Guichenotia anota
- Conservation status: Priority One — Poorly Known Taxa (DEC)

Scientific classification
- Kingdom: Plantae
- Clade: Tracheophytes
- Clade: Angiosperms
- Clade: Eudicots
- Clade: Rosids
- Order: Malvales
- Family: Malvaceae
- Genus: Guichenotia
- Species: G. anota
- Binomial name: Guichenotia anota Wilkins

= Guichenotia anota =

- Genus: Guichenotia
- Species: anota
- Authority: Wilkins
- Conservation status: P1

Species of flowering plant

Guichenotia anota is a flowering plant in the family Malvaceae and is endemic to a restricted part of the southwest of Western Australia. It is a low, erect, compact shrub with hairy new growth, oblong to narrowly egg-shaped leaves, and pinkish-purple flowers.

==Description==
Guichenotia anota is an erect, compact shrub that typically grows to 10–40 cm high and 20–40 cm wide, its new growth densely covered with white, star-shaped hairs, the hairs sometimes with a dark centre. The leaves are oblong to narrowly egg-shaped, the narrower end towards the base, 2–8 mm long and 2–3 mm wide on a petiole 1.0–1.5 mm long and lacking stipules. The lower surface of the leaves is densely covered with star-shaped hairs with a dark centre, giving it a scaly appearance. The flowers are borne singly or in groups of three or four, sometime more, on a peduncle 6–8 mm long, each flower on a pedicel 1–2 mm long, with one or two bracts 2–5 mm long and four bracteoles 2–4 mm long at the base. The flowers are pendent, about 15 mm in diameter with pinkish purple, petal-like sepals 5–8 mm long and joined for three-quarters of their length. There are no petals or staminodes and the stamens are dark red. Flowering occurs from September to April and the fruit is a capsule 3.5–4.0 mm in diameter.

==Taxonomy and naming==
Guichenotia anota was first formally described in 2009 by Carolyn F. Wilkins and the description was published in the journal Nuytsia from specimens collected near Ravensthorpe in 2003. The specific epithet (anota) means "without an ear", referring to the absence of lobes on the leaves.

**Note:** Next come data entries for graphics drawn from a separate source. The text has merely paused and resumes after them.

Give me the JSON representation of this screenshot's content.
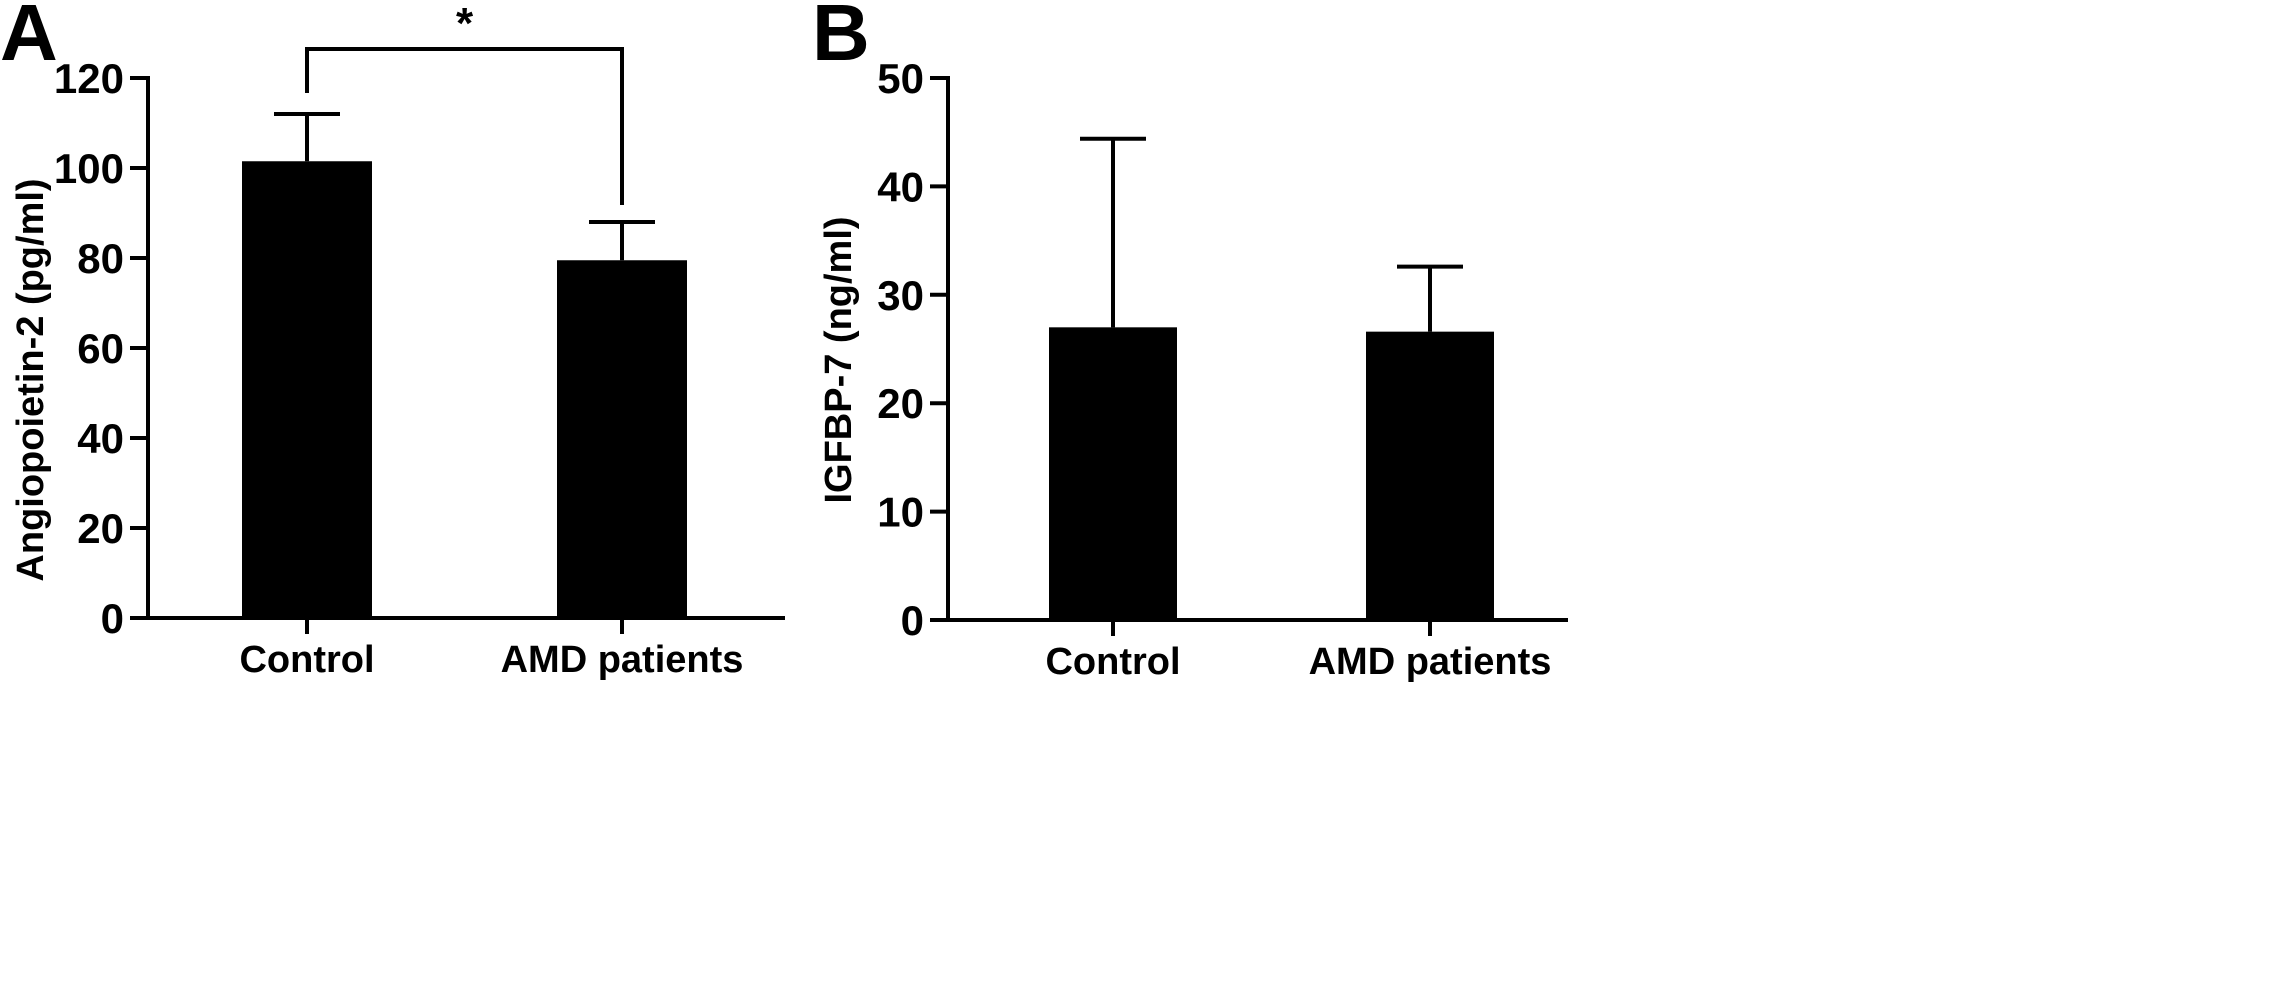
{
  "panels": [
    {
      "letter": "A"
    },
    {
      "letter": "B"
    }
  ],
  "chart_data": [
    {
      "type": "bar",
      "panel": "A",
      "categories": [
        "Control",
        "AMD patients"
      ],
      "series": [
        {
          "values": [
            101.5,
            79.5
          ],
          "error_upper": [
            112.0,
            88.0
          ]
        }
      ],
      "title": "",
      "xlabel": "",
      "ylabel": "Angiopoietin-2 (pg/ml)",
      "ylim": [
        0,
        120
      ],
      "yticks": [
        0,
        20,
        40,
        60,
        80,
        100,
        120
      ],
      "grid": false,
      "significance": {
        "between": [
          "Control",
          "AMD patients"
        ],
        "label": "*"
      }
    },
    {
      "type": "bar",
      "panel": "B",
      "categories": [
        "Control",
        "AMD patients"
      ],
      "series": [
        {
          "values": [
            27.0,
            26.6
          ],
          "error_upper": [
            44.4,
            32.6
          ]
        }
      ],
      "title": "",
      "xlabel": "",
      "ylabel": "IGFBP-7 (ng/ml)",
      "ylim": [
        0,
        50
      ],
      "yticks": [
        0,
        10,
        20,
        30,
        40,
        50
      ],
      "grid": false
    }
  ]
}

==Distribution and habitat==
This species of guichenotia grows as an undershrub in partly shaded positions, in a restricted area near Ravensthorpe in the Esperance Plains bioregion of south-western Western Australia.

==Conservation status==
Guichenotia anota is listed as "Priority One" by the Government of Western Australia Department of Biodiversity, Conservation and Attractions, meaning that it is known from only one or a few locations that are potentially at risk.